Audio By Carbonatix
More than 100 Ghanaian doctoral students studying at universities across the United Kingdom have petitioned the UK prime minister, Keir Starmer, appealing for urgent intervention as unpaid government scholarships expose them to deportation, eviction and severe financial distress.
In the petition to the prime minister, the students urge the British government to help press Ghanaian authorities to clear a mounting backlog of tuition fees and living allowances, which they say now runs into millions of pounds.
The prolonged non-payment has triggered a chain reaction, with some universities withdrawing student registrations and the Home Office subsequently deporting affected students.
Prince Komla Bansah, president of the students’ group, said others have been forced out of accommodation or pushed into debt to survive. He noted that while a small number attempt part-time work, the intensity of PhD programmes makes this unsustainable for most, leaving many reliant on loans from family members in Ghana.
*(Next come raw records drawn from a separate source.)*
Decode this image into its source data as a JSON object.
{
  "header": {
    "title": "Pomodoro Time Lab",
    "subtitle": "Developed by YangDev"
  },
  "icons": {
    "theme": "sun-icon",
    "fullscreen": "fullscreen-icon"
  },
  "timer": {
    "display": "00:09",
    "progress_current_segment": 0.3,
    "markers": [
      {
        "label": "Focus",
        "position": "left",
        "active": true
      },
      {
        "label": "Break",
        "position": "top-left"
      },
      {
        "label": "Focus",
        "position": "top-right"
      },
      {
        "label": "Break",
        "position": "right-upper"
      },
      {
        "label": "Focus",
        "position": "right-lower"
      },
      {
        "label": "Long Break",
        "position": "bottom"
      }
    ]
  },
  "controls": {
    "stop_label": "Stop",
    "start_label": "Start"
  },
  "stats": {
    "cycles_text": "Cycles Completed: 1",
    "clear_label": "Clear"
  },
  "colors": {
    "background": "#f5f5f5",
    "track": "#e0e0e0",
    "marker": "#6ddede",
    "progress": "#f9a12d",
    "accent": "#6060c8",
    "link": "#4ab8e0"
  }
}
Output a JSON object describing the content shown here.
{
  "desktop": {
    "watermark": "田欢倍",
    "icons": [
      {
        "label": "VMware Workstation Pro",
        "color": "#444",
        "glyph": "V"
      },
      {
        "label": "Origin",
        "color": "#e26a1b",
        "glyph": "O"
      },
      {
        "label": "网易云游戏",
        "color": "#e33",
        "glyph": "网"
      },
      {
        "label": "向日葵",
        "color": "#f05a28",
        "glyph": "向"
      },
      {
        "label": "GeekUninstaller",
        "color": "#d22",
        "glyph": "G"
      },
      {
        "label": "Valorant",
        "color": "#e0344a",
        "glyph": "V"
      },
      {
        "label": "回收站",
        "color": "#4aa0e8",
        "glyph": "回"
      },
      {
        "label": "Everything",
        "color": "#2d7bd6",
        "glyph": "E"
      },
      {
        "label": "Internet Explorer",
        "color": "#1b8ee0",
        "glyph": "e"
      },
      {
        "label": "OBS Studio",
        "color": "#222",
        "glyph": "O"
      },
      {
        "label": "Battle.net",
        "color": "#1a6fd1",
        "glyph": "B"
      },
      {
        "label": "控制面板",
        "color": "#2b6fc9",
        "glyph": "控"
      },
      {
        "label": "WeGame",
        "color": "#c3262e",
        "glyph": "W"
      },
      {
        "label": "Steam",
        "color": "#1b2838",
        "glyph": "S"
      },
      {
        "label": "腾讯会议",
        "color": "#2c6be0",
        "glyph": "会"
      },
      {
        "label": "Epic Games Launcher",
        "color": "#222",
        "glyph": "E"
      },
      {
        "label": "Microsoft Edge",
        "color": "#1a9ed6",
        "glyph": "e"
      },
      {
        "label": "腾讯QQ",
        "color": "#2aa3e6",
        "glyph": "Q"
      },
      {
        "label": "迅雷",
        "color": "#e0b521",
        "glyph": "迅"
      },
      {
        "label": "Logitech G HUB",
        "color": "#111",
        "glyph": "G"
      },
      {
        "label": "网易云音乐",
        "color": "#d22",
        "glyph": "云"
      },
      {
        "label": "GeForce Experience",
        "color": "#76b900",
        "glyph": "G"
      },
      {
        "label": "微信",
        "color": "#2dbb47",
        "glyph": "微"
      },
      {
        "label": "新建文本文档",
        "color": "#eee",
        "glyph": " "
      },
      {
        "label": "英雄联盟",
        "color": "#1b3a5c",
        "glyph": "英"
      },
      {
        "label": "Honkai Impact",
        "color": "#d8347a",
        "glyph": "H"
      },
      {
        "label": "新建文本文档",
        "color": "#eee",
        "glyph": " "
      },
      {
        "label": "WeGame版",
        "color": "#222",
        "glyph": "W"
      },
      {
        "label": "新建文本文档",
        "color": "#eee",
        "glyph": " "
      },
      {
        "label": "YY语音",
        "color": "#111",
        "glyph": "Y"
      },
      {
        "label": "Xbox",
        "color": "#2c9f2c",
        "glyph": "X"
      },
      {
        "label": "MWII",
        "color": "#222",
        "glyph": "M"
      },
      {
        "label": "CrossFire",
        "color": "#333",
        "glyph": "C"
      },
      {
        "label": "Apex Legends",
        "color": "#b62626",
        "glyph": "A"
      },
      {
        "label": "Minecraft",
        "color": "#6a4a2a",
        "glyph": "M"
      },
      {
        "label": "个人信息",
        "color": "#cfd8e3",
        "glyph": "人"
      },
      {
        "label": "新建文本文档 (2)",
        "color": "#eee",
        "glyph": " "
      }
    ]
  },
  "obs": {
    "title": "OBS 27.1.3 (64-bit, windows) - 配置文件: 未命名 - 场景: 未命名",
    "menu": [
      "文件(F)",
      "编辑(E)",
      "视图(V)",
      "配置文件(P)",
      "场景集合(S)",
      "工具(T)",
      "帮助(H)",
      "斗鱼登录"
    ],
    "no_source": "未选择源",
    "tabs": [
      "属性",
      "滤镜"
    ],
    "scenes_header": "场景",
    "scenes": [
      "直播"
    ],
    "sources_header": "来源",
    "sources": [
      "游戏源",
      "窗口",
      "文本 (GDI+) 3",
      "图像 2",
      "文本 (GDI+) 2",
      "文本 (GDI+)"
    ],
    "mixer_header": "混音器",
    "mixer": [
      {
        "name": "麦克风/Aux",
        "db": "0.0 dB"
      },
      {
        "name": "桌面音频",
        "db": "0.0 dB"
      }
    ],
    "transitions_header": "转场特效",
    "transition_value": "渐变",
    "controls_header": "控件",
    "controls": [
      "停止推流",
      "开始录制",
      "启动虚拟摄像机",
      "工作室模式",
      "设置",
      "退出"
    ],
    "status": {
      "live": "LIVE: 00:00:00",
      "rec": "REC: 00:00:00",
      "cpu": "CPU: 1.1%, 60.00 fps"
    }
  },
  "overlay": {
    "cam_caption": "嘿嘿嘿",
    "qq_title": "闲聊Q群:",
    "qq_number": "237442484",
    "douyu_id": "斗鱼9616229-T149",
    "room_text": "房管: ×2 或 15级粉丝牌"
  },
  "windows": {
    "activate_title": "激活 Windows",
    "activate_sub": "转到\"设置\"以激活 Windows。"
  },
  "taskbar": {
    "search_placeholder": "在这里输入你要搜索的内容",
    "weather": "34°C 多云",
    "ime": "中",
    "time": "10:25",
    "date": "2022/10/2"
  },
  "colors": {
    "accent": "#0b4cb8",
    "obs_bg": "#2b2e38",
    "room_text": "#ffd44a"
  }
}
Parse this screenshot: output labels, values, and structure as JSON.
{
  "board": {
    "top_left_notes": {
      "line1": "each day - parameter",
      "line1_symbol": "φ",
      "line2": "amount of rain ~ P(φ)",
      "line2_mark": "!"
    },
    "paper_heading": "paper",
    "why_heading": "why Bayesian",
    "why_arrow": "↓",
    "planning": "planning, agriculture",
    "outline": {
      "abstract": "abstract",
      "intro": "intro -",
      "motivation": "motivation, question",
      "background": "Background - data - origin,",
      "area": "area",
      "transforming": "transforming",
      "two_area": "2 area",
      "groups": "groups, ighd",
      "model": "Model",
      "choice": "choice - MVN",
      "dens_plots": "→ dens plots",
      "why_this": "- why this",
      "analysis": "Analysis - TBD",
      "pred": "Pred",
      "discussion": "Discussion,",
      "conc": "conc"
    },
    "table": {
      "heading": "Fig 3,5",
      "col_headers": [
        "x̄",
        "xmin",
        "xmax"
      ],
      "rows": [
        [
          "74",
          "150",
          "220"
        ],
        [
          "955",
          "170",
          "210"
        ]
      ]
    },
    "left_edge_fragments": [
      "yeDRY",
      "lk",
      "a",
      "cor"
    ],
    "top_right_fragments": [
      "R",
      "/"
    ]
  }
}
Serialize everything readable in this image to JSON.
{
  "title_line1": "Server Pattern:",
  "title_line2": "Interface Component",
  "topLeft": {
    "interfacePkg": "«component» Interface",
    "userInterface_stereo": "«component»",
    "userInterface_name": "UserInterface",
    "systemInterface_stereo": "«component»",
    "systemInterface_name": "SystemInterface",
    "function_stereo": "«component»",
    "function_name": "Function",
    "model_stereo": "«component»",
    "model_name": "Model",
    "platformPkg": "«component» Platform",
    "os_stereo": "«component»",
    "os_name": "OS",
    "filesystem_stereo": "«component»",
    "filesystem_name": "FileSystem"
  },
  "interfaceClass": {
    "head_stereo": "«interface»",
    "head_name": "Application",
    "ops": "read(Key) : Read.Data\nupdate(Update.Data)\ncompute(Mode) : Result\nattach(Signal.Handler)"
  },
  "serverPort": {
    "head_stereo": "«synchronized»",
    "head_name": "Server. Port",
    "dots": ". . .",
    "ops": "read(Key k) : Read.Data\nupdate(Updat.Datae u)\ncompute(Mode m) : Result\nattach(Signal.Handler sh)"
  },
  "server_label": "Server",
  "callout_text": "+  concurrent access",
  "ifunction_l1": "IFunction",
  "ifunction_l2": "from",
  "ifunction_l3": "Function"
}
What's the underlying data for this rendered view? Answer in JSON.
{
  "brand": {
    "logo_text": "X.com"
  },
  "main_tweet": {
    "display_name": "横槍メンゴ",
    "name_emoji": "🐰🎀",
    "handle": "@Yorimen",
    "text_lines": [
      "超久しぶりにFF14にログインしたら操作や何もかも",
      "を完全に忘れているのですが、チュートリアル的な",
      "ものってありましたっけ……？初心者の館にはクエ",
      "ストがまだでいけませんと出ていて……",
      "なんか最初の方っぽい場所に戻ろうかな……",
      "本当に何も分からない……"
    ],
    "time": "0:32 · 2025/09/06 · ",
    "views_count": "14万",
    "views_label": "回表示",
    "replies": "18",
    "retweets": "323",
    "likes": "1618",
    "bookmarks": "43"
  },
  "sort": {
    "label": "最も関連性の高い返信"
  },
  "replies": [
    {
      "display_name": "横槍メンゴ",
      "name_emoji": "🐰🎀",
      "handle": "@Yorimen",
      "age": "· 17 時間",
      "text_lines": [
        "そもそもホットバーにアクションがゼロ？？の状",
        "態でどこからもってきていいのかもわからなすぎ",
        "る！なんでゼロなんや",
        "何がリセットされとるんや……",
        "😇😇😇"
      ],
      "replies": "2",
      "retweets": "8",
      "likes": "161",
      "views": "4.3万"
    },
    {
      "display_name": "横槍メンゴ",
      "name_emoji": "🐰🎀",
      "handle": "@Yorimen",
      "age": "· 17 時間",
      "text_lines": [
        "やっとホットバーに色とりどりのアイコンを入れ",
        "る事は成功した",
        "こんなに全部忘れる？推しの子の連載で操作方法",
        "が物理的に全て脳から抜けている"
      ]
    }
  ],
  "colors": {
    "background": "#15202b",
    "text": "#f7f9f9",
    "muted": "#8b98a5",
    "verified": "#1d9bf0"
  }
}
According to the petition, the funding crisis has reached a critical point, with some students facing court action over unpaid rent and others depending on food banks to meet basic needs.
The affected students are enrolled at institutions across Britain, including University College London, Robert Gordon University in Aberdeen, and the universities of Nottingham, Bradford, Warwick, Lincoln and Liverpool.
Ghanaian officials say the crisis stems from inherited liabilities. After President John Mahama’s administration took office in January, 2025, it identified scholarship-related debts to about 110 UK institutions, estimated at £32 million.
The registrar of the Ghana Scholarship Secretariat, Alex Kwaku Asafo-Agyei, said an audit of scholarships awarded under the previous government was under way, alongside a suspension of new UK awards.
Asafo-Agyei said he had visited the UK to negotiate instalment payment plans with some universities, although several institutions later withdrew from those arrangements.
While insisting that Ghana had made “significant payments” and was working towards an amicable resolution, he declined to state how much of the debt had been settled.
Students say the impact on their academic lives has been severe. About 30 PhD candidates report that their tuition fees have not been paid since 2024, leaving some unable to graduate, submit work or access university facilities.
Others have missed maintenance payments for more than three years, while the government has also failed to renew letters of support required for scholarship holders already in the UK.
Bansah said that although the current administration is relatively new, it was aware of the scale of the problem and has yet to resolve it. He questioned why new foreign scholarships continue to be awarded while longstanding arrears affecting UK-based students remain unpaid.